Но получилось иначе…
Начать с того, что совет «загрунтованных на века сурико-репинцев» из четырех последних моих работ поместил в экспозицию только «Жар-птицу», но зато «Портрет пилота» старички одобрили единогласно!
Такое решение отборочной комиссии меня сначала удивило да и обидным показалось; тот же Герман Черторецкий сказал: «Если последнюю свою картину Дунька Тропинина назвала «Жар-птицей», то эту «реалистически-фотографическую мазню» я бы переименовал в «Мокрую курицу»!»
А может быть, он не обогнал жизнь, а, наоборот, отстал от жизни, движущейся вперед семимильными шагами, этот новоявленный пророк в живописи?
А «Портрет пилота», может быть, действительно лучшее мое произведение?
Ведь не случайно же многочисленные посетители художественной выставки, ничуть не преувеличу, если скажу — сотни самых разнообразных людей! — мельком скользнув взглядом по моему «боевику», задерживались — кто и подолгу! — около «Портрета пилота».
А один из посетителей — немолодой уже генерал в форме Военно-Воздушных Сил, с золотой звездочкой на груди — простоял около моей картины, наверное, полчаса. И еще бы стоял ветеран войны и смотрел безотрывно на «Портрет пилота», если бы его не отвлекла молодая женщина. И хотя красотка назвала генерала «папкой», мне показалось, что это была не дочь.
Но, поскольку моя встреча с генералом, как и все, что произошло на выставке, возможно, сыграет большую роль в моей дальнейшей судьбе, — они ведь неразрывно сплетены, наша жизнь и наша работа, — я просто обязана восстановить в памяти то, что произошло со мной, кажется, уже давным-давно…
…Как удав, обернулись тогда вокруг нашего красавца города гитлеровские войска. Город подвергался непрерывному обстрелу и бомбежке. В городе не было хлеба. Даже детишки понимали невыносимую тяжесть положения; они уже не просили у матерей поесть, они только смотрели на взрослых запавшими, наполненными недетской тоской глазами.
Думаю, что никто из ленинградцев, находившихся в тот праздничный день на аэродроме, никогда своих переживаний не забудет. Ни-ког-да!
Эти низко плывущие тучи — мутные и растрепанные, — грязь, перемешанная с тающим снегом, злющий ладожский ветер и ни на минуту не затихающее громыхание: снаряды немецких дальнобойных орудий рвались все ближе и ближе к аэродрому (во всяком случае, всем нам так казалось).
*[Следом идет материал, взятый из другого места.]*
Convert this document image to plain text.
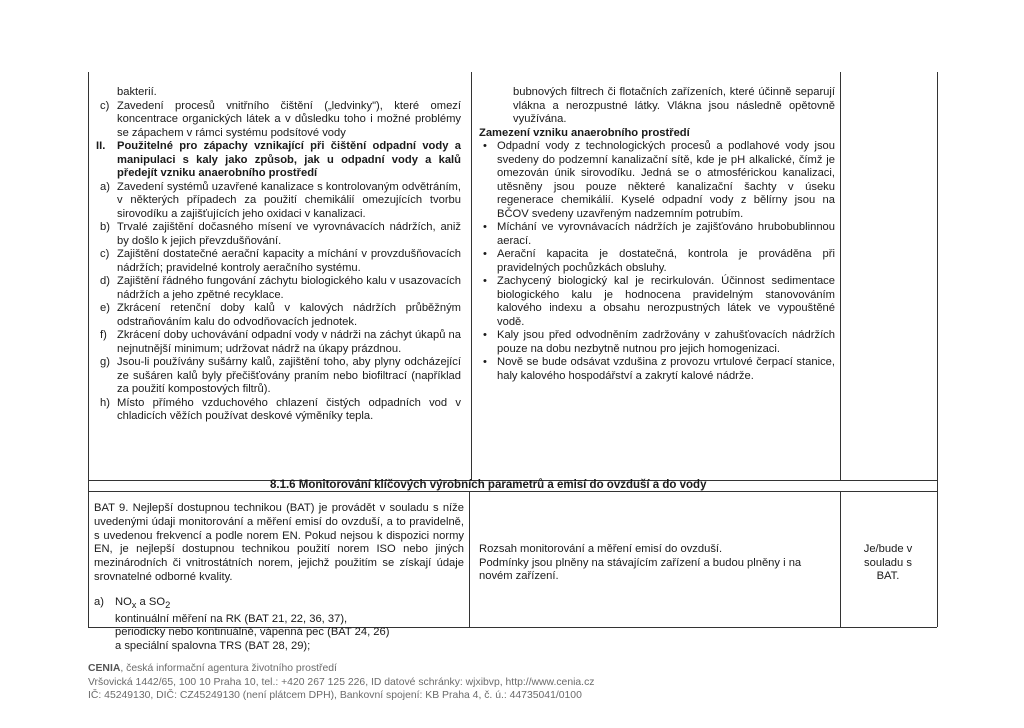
bakterií.

c) Zavedení procesů vnitřního čištění („ledvinky"), které omezí koncentrace organických látek a v důsledku toho i možné problémy se zápachem v rámci systému podsítové vody
II. Použitelné pro zápachy vznikající při čištění odpadní vody a manipulaci s kaly jako způsob, jak u odpadní vody a kalů předejít vzniku anaerobního prostředí
a) Zavedení systémů uzavřené kanalizace s kontrolovaným odvětráním, v některých případech za použití chemikálií omezujících tvorbu sirovodíku a zajišťujících jeho oxidaci v kanalizaci.
b) Trvalé zajištění dočasného mísení ve vyrovnávacích nádržích, aniž by došlo k jejich převzdušňování.
c) Zajištění dostatečné aerační kapacity a míchání v provzdušňovacích nádržích; pravidelné kontroly aeračního systému.
d) Zajištění řádného fungování záchytu biologického kalu v usazovacích nádržích a jeho zpětné recyklace.
e) Zkrácení retenční doby kalů v kalových nádržích průběžným odstraňováním kalu do odvodňovacích jednotek.
f) Zkrácení doby uchovávání odpadní vody v nádrži na záchyt úkapů na nejnutnější minimum; udržovat nádrž na úkapy prázdnou.
g) Jsou-li používány sušárny kalů, zajištění toho, aby plyny odcházející ze sušáren kalů byly přečišťovány praním nebo biofiltrací (například za použití kompostových filtrů).
h) Místo přímého vzduchového chlazení čistých odpadních vod v chladicích věžích používat deskové výměníky tepla.

bubnových filtrech či flotačních zařízeních, které účinně separují vlákna a nerozpustné látky. Vlákna jsou následně opětovně využívána.

Zamezení vzniku anaerobního prostředí

• Odpadní vody z technologických procesů a podlahové vody jsou svedeny do podzemní kanalizační sítě, kde je pH alkalické, čímž je omezován únik sirovodíku. Jedná se o atmosférickou kanalizaci, utěsněny jsou pouze některé kanalizační šachty v úseku regenerace chemikálií. Kyselé odpadní vody z bělírny jsou na BČOV svedeny uzavřeným nadzemním potrubím.
• Míchání ve vyrovnávacích nádržích je zajišťováno hrubobublinnou aerací.
• Aerační kapacita je dostatečná, kontrola je prováděna při pravidelných pochůzkách obsluhy.
• Zachycený biologický kal je recirkulován. Účinnost sedimentace biologického kalu je hodnocena pravidelným stanovováním kalového indexu a obsahu nerozpustných látek ve vypouštěné vodě.
• Kaly jsou před odvodněním zadržovány v zahušťovacích nádržích pouze na dobu nezbytně nutnou pro jejich homogenizaci.
• Nově se bude odsávat vzdušina z provozu vrtulové čerpací stanice, haly kalového hospodářství a zakrytí kalové nádrže.
8.1.6 Monitorování klíčových výrobních parametrů a emisí do ovzduší a do vody

BAT 9. Nejlepší dostupnou technikou (BAT) je provádět v souladu s níže uvedenými údaji monitorování a měření emisí do ovzduší, a to pravidelně, s uvedenou frekvencí a podle norem EN. Pokud nejsou k dispozici normy EN, je nejlepší dostupnou technikou použití norem ISO nebo jiných mezinárodních či vnitrostátních norem, jejichž použitím se získají údaje srovnatelné odborné kvality.

a) $NO_x$ a $SO_2$
kontinuální měření na RK (BAT 21, 22, 36, 37),
periodicky nebo kontinuálně, vápenná pec (BAT 24, 26)
a speciální spalovna TRS (BAT 28, 29);

Rozsah monitorování a měření emisí do ovzduší.

Podmínky jsou plněny na stávajícím zařízení a budou plněny i na novém zařízení.

Je/bude v souladu s BAT.

CENIA, česká informační agentura životního prostředí
Vršovická 1442/65, 100 10 Praha 10, tel.: +420 267 125 226, ID datové schránky: wjxibvp, http://www.cenia.cz
IČ: 45249130, DIČ: CZ45249130 (není plátcem DPH), Bankovní spojení: KB Praha 4, č. ú.: 44735041/0100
Сколько же народу ждало в те страшные дни спасителей-самолетов! Старики, женщины с грудными детьми, осиротевшие школьники, раненые бойцы и командиры. Сотни людей сутками простаивали на слякотном ветру — изголодавшиеся, посиневшие от холода, — но не уходили. Не уходили потому, что, очевидно, у каждого в голове была одна мысль: «Я уйду, а самолет прилетит, заберет тех, кто окажется поблизости, и сразу же улетит. А мне тогда уже не вырваться из этого громыхающего, промозглого ада. Ой, как страшно!»
До сих пор у меня перед глазами фигура старого академика, ученого с мировым именем. Этот человек в течение полувека изучал прошлое своей Родины: летописи, старинные фрески, иконы. Гитлеровская бомба разрушила его дом на Университетской набережной, погибла жена, сгорела уникальная библиотека, рукописи многочисленных научных трудов. Чем же жить?
Он стоял в сторонке — высокий, неестественно прямой, в летнем пальто и шляпе с обвисшими полями. Стоял и держал в руках ненужный ему электрический чайник.
Проходя мимо, я машинально оглядела старика, но увидела, а точнее — вспомнила его только спустя несколько месяцев. У профессора было высохшее лицо, тонкие, сурово стиснутые губы и не вяжущиеся с обликом глаза — глаза послушного ребенка, втихомолку переживающего невыносимую боль.
В тот день на аэродром прибыл только один самолет; он как-то неожиданно для всех вырвался из туч — огромный, четырехмоторный, с приплюснутой, как голова белуги, кабиной летчиков. Мы кинулись ему навстречу, потом бежали следом по рыжей скользкой траве. Тяжелый ветер от винтов хлестал в лицо словно мокрой тряпкой, сбивал ослабевших людей с ног.
И вот тогда-то я впервые увидела летчика Андрея Половодова.
Он стоял под плоскостью своего притихшего самолета, безуспешно пытался раскурить отсыревшую папиросу и сердито объяснял что-то коменданту аэродрома — белесому и на диво невозмутимому товарищу со странной фамилией Стрынктыч. Никто из нас, ожидавших, не слышал этого разговора, но каждому казалось, что решается его судьба.